L’amnistie relève de la compétence exclusive du Parlement ou du peuple par la voie référendaire. La paix sans la vérité et la justice n’est qu’impunité. Les droits de l’Homme et la paix sont les deux aspects indissociables de la vie humaine. Toute tentative de préserver l’un au détriment de l’autre, d’assurer la paix au détriment de la vérité et de la justice, conduit à l’échec des deux. La charte pour la paix et la réconciliation nationale, qui devrait être un grand projet politique, a été réduite à sa dimension sécuritaire. Lutter contre le terrorisme, c’est d’abord comprendre ses causes, et ensuite les faire disparaître. Depuis les années 1990, l’Algérie considère que la solution à la crise est sécuritaire alors qu’elle est politique. Ce qui implique l’élimination de toute action susceptible de la retarder ou de la faire échouer. La paix n’est pas le produit de la force, mais le fruit de la vertu, de la tolérance, de la générosité et de la solidarité. Elle se négocie et se construit.
La réconciliation nationale n’est pas pour demain, un retour à une spirale de violence est au bout du chemin. Faut-il tronquer la justice pour la paix ? Faut-il choisir entre le droit et le pardon ? Faut-il lutter contre l’oubli et préserver la mémoire agressée ? Que choisir : le pardon contre la justice ou la paix par la justice ? Que sont devenus les disparus, les morts sans sépulture et les vivants sans existence ? Aucune affaire de disparus n’a été élucidée, et il n’y a pas une volonté de le faire. Les milliers de disparitions forcées constituent des violations flagrantes du droit interne et des conventions et pactes internationaux ratifiés par l’Algérie. Il s’agit de crimes contre l’humanité.
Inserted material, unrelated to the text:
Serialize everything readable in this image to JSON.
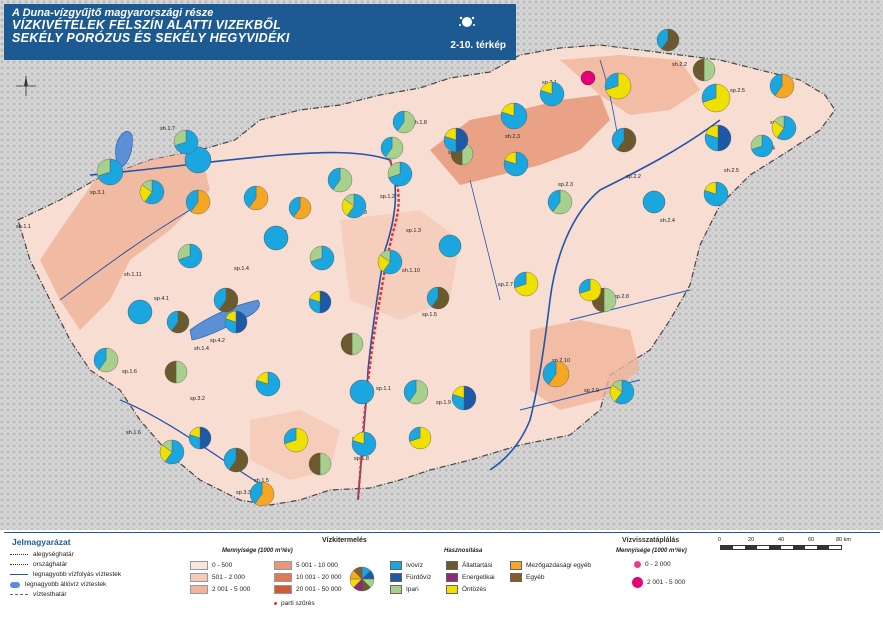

Dans ce contexte électoral, certaines parties s’en sont violemment prises à la presse et aux partisans du boycott. Ne voyez-vous pas par là des signes annonciateurs d’un durcissement futur de la position des autorités à l’égard des partis et de la presse ?

Il ne faut rien attendre du pouvoir actuel, car il ne s’est jamais remis en cause. Quand le pouvoir s’enferme, se replie sur lui-même, ne s’ouvre pas, car l’ouverture et le renouveau sont indispensables, il devient dangereux. Les questions sans réponses s’accumulent. Nous vivons une période de blocage de la vie nationale où dans ses profondeurs se préparent un orage, une tempête. La situation du pays est grave, préoccupante, la corruption florissante qui défie l’imagination, l’appétit de jouissance, la recherche effrénée du luxe, se sont substitués aux valeurs fondamentales de la nation. Une petite minorité détient un patrimoine immobilier très important et des fortunes colossales.
L’indépendance et le pluralisme de l’information renforcent la démocratie et l’État de droit. Le pays a besoin d’une presse libre et de qualité, qui n’est pas en liberté surveillée. La jeunesse, qui représente l’espérance, la vie, l’avenir, doit succéder à un pouvoir en sursis dans un régime politique en sursis. Il faut un changement de régime et non un changement dans le régime. Le boycott massif est une arme politique pacifique très efficace pour faire du scrutin du 9 avril le rejet d’un système politique disqualifié, discrédité et pollué par l’argent.

a. c.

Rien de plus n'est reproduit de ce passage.